Successivamente, quando siamo tornati, abbiamo costituito il team e abbiamo iniziato a vendere il progetto alle varie aziende, attualmente sta andando molto bene perché sono entrate grandi realtà come Google, Coca Cola, Barilla e Lavazza che erano un sogno fino a poco tempo fa.

Abbiamo appena chiuso il round da mezzo milione di euro che ci serve per assumere persone e proprio l’altro ieri abbiamo assunto 4 sviluppatori di videogiochi, ovviamente abbiamo in mente grandi cose per il futuro.

A livello di scelta, oltre ai giochi che devono essere ad impatto sociale, come scegliete le realtà con cui collaborare e a quanti giochi siete arrivati?

In questo momento siamo in una fase di riflessione, nel senso che stiamo notando che a moltissime aziende interessa il videogioco, ma non a tutte interessa la parte di charity. Questo non perché siano aziende cattive, ma perché essendo molto strutturate, sostengono che il reparto marketing sia una cosa e quello di responsabilità sociale, un’altra. Per loro diventa molto complesso mettere su una campagna che integri le due cose e quindi preferiscono donare mezzo milione a Save the Children piuttosto che creare un gioco dove ne doni cinquemila, e li posso tranquillamente capire.

Il ragionamento che siamo arrivati a fare in questo primo anno e mezzo è stato: “per crescere velocemente, siamo disposti a fare dei giochi senza charity?” Dopo le dovute riflessioni, la risposta è stata “sì”, perché, ad esempio, fare il gioco di Chiara Ferragni senza la charity ci ha permesso di parlare con alcune delle più grandi aziende al mondo di fashion e beauty che, senza la case history di Chiara, non saremmo mai riusciti a raggiungere. Ad oggi siamo arrivati a più di 40/50 giochi e abbiamo avuto donazioni importanti di anche 20/30 mila euro.

Qual è stata la parte più difficile di mettere in piedi un progetto così grande e come l’avete affrontata?
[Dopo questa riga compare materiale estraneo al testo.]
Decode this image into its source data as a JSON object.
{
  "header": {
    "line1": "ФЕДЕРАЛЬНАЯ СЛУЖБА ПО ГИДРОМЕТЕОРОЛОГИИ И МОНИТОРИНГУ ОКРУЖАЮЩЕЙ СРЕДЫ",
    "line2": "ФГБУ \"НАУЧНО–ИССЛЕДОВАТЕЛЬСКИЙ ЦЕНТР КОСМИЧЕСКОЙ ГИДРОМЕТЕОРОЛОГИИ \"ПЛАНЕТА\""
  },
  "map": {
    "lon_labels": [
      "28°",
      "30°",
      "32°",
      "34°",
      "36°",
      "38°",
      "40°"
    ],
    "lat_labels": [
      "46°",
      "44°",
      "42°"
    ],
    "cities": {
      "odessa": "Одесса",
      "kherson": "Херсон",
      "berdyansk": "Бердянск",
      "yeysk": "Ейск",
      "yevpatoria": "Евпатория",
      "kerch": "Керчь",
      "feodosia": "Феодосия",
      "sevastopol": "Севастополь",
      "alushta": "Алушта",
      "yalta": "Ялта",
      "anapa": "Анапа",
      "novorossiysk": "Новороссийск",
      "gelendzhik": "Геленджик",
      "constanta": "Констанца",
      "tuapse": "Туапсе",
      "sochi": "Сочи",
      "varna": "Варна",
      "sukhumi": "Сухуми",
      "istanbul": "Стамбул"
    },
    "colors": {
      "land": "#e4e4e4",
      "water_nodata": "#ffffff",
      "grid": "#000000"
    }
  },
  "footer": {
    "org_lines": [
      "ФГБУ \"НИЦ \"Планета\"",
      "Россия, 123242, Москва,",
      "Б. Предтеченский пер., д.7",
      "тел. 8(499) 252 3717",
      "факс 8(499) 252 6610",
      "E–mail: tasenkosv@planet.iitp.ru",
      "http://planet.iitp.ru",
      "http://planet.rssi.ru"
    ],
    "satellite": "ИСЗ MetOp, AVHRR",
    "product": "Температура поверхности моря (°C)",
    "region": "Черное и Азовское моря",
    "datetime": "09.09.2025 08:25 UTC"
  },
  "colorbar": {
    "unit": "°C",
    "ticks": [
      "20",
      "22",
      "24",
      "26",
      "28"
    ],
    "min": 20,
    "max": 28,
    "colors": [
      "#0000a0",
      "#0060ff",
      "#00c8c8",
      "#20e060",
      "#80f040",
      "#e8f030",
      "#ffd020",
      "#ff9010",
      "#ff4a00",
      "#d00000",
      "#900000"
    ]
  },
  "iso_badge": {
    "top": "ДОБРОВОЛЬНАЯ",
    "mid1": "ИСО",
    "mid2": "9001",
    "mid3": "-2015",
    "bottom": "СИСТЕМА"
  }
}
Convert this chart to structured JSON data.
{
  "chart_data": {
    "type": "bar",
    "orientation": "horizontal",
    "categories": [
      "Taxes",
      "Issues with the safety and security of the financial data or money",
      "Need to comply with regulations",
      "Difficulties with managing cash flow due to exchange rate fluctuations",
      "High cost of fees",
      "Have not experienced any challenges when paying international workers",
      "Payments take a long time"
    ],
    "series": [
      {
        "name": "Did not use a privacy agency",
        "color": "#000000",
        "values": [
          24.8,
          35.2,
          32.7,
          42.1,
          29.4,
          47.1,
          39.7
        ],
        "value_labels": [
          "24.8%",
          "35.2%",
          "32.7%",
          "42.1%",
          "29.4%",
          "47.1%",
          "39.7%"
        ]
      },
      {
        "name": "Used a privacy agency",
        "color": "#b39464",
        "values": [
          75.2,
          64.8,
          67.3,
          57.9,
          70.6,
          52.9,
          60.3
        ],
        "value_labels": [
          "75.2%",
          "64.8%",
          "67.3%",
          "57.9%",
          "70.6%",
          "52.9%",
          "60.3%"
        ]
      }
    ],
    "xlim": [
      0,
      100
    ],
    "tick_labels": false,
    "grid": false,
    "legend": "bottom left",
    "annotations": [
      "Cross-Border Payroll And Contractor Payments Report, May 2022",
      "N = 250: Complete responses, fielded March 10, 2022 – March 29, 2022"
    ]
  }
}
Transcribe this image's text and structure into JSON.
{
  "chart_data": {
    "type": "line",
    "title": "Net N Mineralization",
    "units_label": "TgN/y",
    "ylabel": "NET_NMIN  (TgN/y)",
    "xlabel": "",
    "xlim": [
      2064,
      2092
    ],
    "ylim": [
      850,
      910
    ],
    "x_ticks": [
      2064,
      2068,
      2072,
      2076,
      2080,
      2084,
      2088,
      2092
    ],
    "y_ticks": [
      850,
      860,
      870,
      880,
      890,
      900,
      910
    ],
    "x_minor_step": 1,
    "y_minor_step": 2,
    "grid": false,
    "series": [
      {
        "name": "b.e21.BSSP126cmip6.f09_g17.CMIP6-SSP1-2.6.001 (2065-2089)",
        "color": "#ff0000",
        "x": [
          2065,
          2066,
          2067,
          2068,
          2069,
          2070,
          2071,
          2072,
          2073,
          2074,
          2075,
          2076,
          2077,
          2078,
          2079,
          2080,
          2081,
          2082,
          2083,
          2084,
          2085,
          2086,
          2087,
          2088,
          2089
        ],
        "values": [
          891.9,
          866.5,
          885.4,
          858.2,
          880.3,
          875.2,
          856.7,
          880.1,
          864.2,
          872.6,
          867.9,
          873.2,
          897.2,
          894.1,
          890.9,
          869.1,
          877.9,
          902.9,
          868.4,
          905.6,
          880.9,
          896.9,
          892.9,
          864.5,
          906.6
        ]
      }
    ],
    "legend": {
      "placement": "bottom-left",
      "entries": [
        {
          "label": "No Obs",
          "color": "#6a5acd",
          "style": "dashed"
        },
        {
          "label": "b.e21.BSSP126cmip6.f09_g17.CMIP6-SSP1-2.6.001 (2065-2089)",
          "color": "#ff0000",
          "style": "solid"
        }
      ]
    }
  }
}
La parte più difficile è stata, ed è tutt’ora, quella di creare il team di persone. All’inizio la difficoltà principale è il non avere soldi per retribuire i tuoi collaboratori; quindi, c’è la necessità di trovare qualcuno estremamente motivato da voler dedicare il weekend al progetto o addirittura da dimettersi dal suo lavoro per dedicarsi full time, consapevole del fatto che per un certo periodo di tempo non percepirà uno stipendio. Per farcela in questa fase devi puntare sul lato emotivo della persona perché a livello razionale è una stupidata. Allo stesso tempo, ora che abbiamo i soldi e ce la stiamo facendo, è difficile trovare persone che non solo siano disposte a lavorare, che ce ne sono un sacco, bensì trovare coloro che abbiano i tuoi valori, la tua visione e l’interesse a realizzare quello che vuoi fare te. È davvero complicato, considerando che si parla tanto di startup, tecnologia e videogiochi, ma quello che ci sta sotto, in fin dei conti, sono le persone, è anche più difficile di portare a bordo grandi clienti, che alla fine, se stai ascoltare e capire, decidono di contare su di te.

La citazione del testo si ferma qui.